We, as a society are shielded by societal taboos from seeking this kind of information; although the Kaiser-Permanente practice now uses a simple questionnaire to gather ACE information on its patients and the doctors follow up with a simple question, “How did that (the ACE condition) affect your later life?” Doctors, as concerned about asking personal, intimate questions as any of us, have found their patients remarkably responsive to this question which is generally not seen as judgmental or intrusive.
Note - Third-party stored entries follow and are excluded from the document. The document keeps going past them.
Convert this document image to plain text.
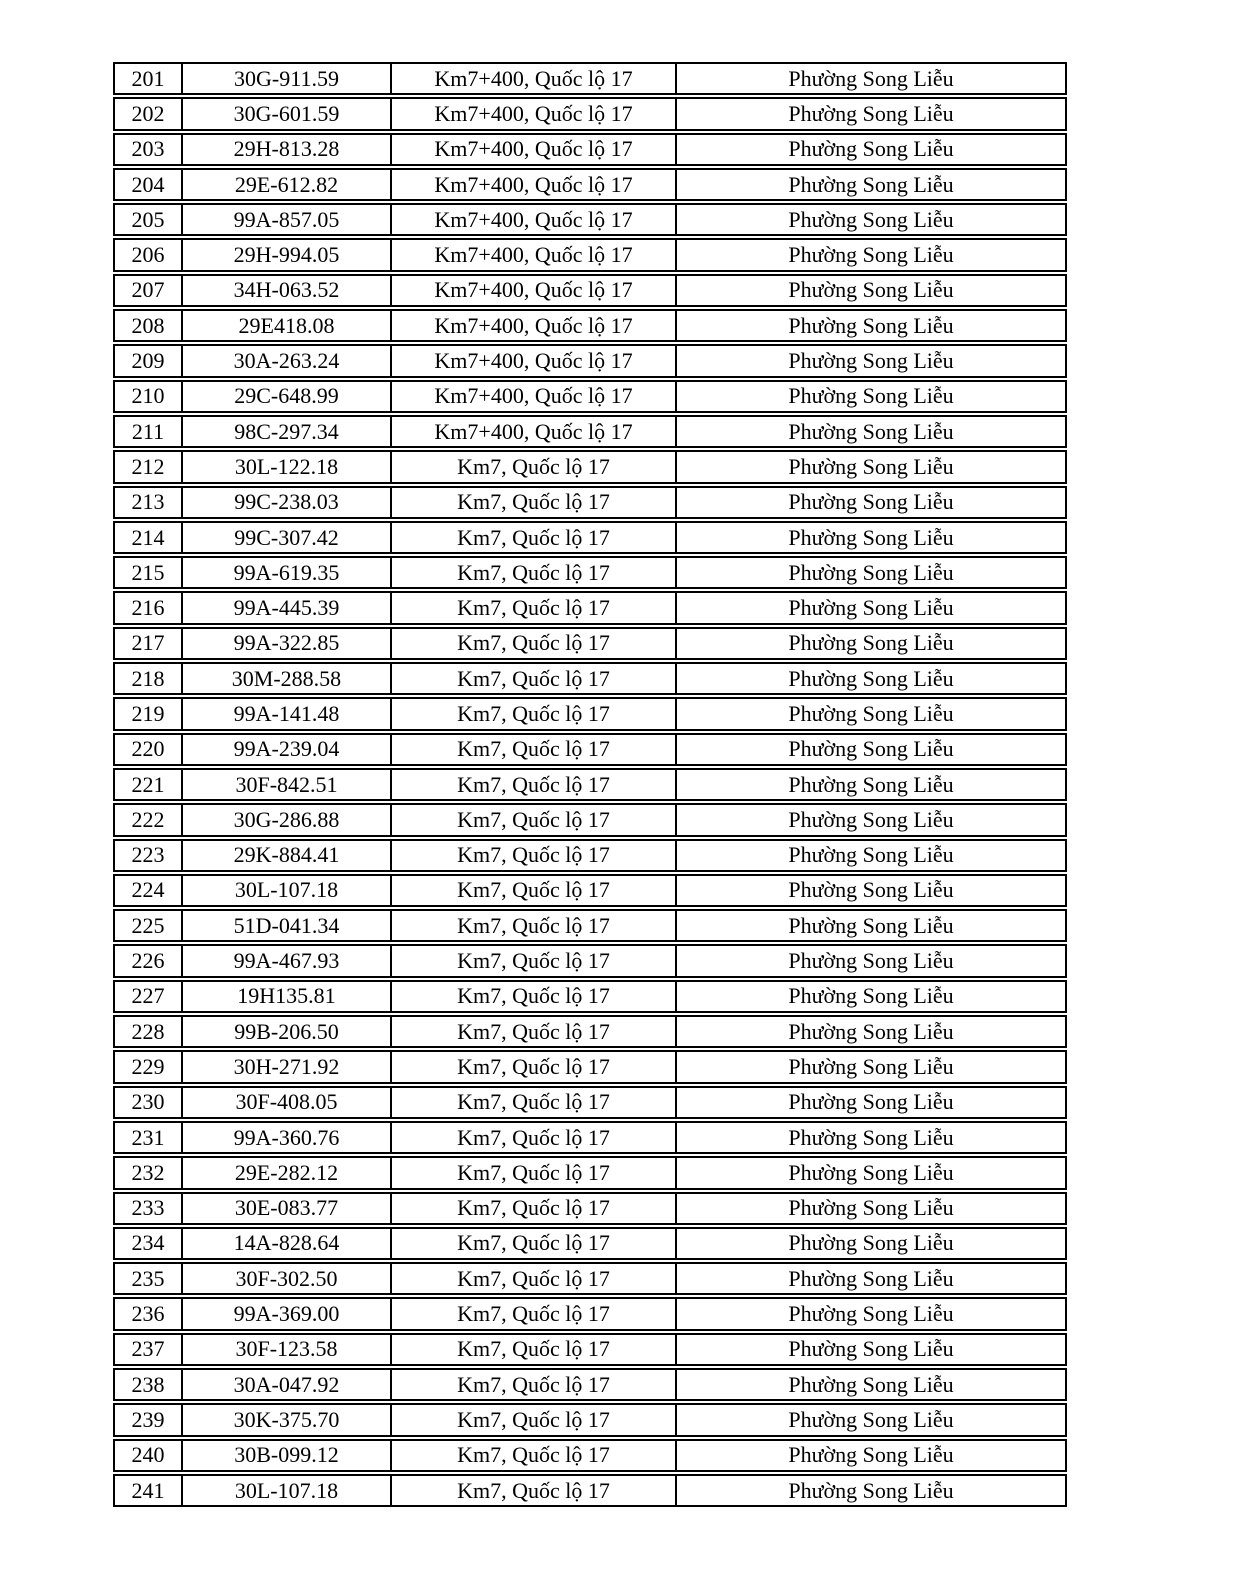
201	30G-911.59	Km7+400, Quốc lộ 17	Phường Song Liễu
202	30G-601.59	Km7+400, Quốc lộ 17	Phường Song Liễu
203	29H-813.28	Km7+400, Quốc lộ 17	Phường Song Liễu
204	29E-612.82	Km7+400, Quốc lộ 17	Phường Song Liễu
205	99A-857.05	Km7+400, Quốc lộ 17	Phường Song Liễu
206	29H-994.05	Km7+400, Quốc lộ 17	Phường Song Liễu
207	34H-063.52	Km7+400, Quốc lộ 17	Phường Song Liễu
208	29E418.08	Km7+400, Quốc lộ 17	Phường Song Liễu
209	30A-263.24	Km7+400, Quốc lộ 17	Phường Song Liễu
210	29C-648.99	Km7+400, Quốc lộ 17	Phường Song Liễu
211	98C-297.34	Km7+400, Quốc lộ 17	Phường Song Liễu
212	30L-122.18	Km7, Quốc lộ 17	Phường Song Liễu
213	99C-238.03	Km7, Quốc lộ 17	Phường Song Liễu
214	99C-307.42	Km7, Quốc lộ 17	Phường Song Liễu
215	99A-619.35	Km7, Quốc lộ 17	Phường Song Liễu
216	99A-445.39	Km7, Quốc lộ 17	Phường Song Liễu
217	99A-322.85	Km7, Quốc lộ 17	Phường Song Liễu
218	30M-288.58	Km7, Quốc lộ 17	Phường Song Liễu
219	99A-141.48	Km7, Quốc lộ 17	Phường Song Liễu
220	99A-239.04	Km7, Quốc lộ 17	Phường Song Liễu
221	30F-842.51	Km7, Quốc lộ 17	Phường Song Liễu
222	30G-286.88	Km7, Quốc lộ 17	Phường Song Liễu
223	29K-884.41	Km7, Quốc lộ 17	Phường Song Liễu
224	30L-107.18	Km7, Quốc lộ 17	Phường Song Liễu
225	51D-041.34	Km7, Quốc lộ 17	Phường Song Liễu
226	99A-467.93	Km7, Quốc lộ 17	Phường Song Liễu
227	19H135.81	Km7, Quốc lộ 17	Phường Song Liễu
228	99B-206.50	Km7, Quốc lộ 17	Phường Song Liễu
229	30H-271.92	Km7, Quốc lộ 17	Phường Song Liễu
230	30F-408.05	Km7, Quốc lộ 17	Phường Song Liễu
231	99A-360.76	Km7, Quốc lộ 17	Phường Song Liễu
232	29E-282.12	Km7, Quốc lộ 17	Phường Song Liễu
233	30E-083.77	Km7, Quốc lộ 17	Phường Song Liễu
234	14A-828.64	Km7, Quốc lộ 17	Phường Song Liễu
235	30F-302.50	Km7, Quốc lộ 17	Phường Song Liễu
236	99A-369.00	Km7, Quốc lộ 17	Phường Song Liễu
237	30F-123.58	Km7, Quốc lộ 17	Phường Song Liễu
238	30A-047.92	Km7, Quốc lộ 17	Phường Song Liễu
239	30K-375.70	Km7, Quốc lộ 17	Phường Song Liễu
240	30B-099.12	Km7, Quốc lộ 17	Phường Song Liễu
241	30L-107.18	Km7, Quốc lộ 17	Phường Song Liễu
The implications for Washington County are huge. High ACE scores strongly correlate with Washington County’s health status cited in Maine’s CDC Health Status Report, which was the impetus for the BDN’s editorial. Conditions such as stroke, diabetes, obesity, cancers, substance abuse, depression, suicide and others correlate with childhood experiences of trauma and adverse life experiences. As Dr. Dora Mills pointed out, the economic disadvantages in Washington County increase the stresses and strains on family, resulting in our increasingly disturbing statistics on health status.
Turning the situation around will require the best from all of us. Within Washington County our medical providers, social service agencies, protective service workers and others need to become familiar with this research; learn to gather ACE data in medical offices and in our intake procedures; place an emphasis on families of infants and young children; on the infants, toddlers and preschoolers themselves. We need to embrace prevention and early interventions as a means of improving health outcomes.
At the state level we need our agencies of government to understand the ACE research, to promote its understanding and practice in Washington County and elsewhere, despite our inclination to avoid these hard topics that relate to trauma, violence and substance abuse. Whether we want to face it or not, adult behaviors have a profound effect on our young children. If these behaviors are commonly negative, then the outcomes for our children will too often be negative.
What the ACE research teaches us is that not only do negative experiences hurt children, they create health responses that are deadly in later adulthood. We cannot afford this. We are losing lives.
Marjorie Withers and Jane Weil are the lead staff of the Community Caring Collaborative in Washington County. The CCC recently received a federal grant for Project LAUNCH, or Linking Actions for Unmet Needs in Children’s Health.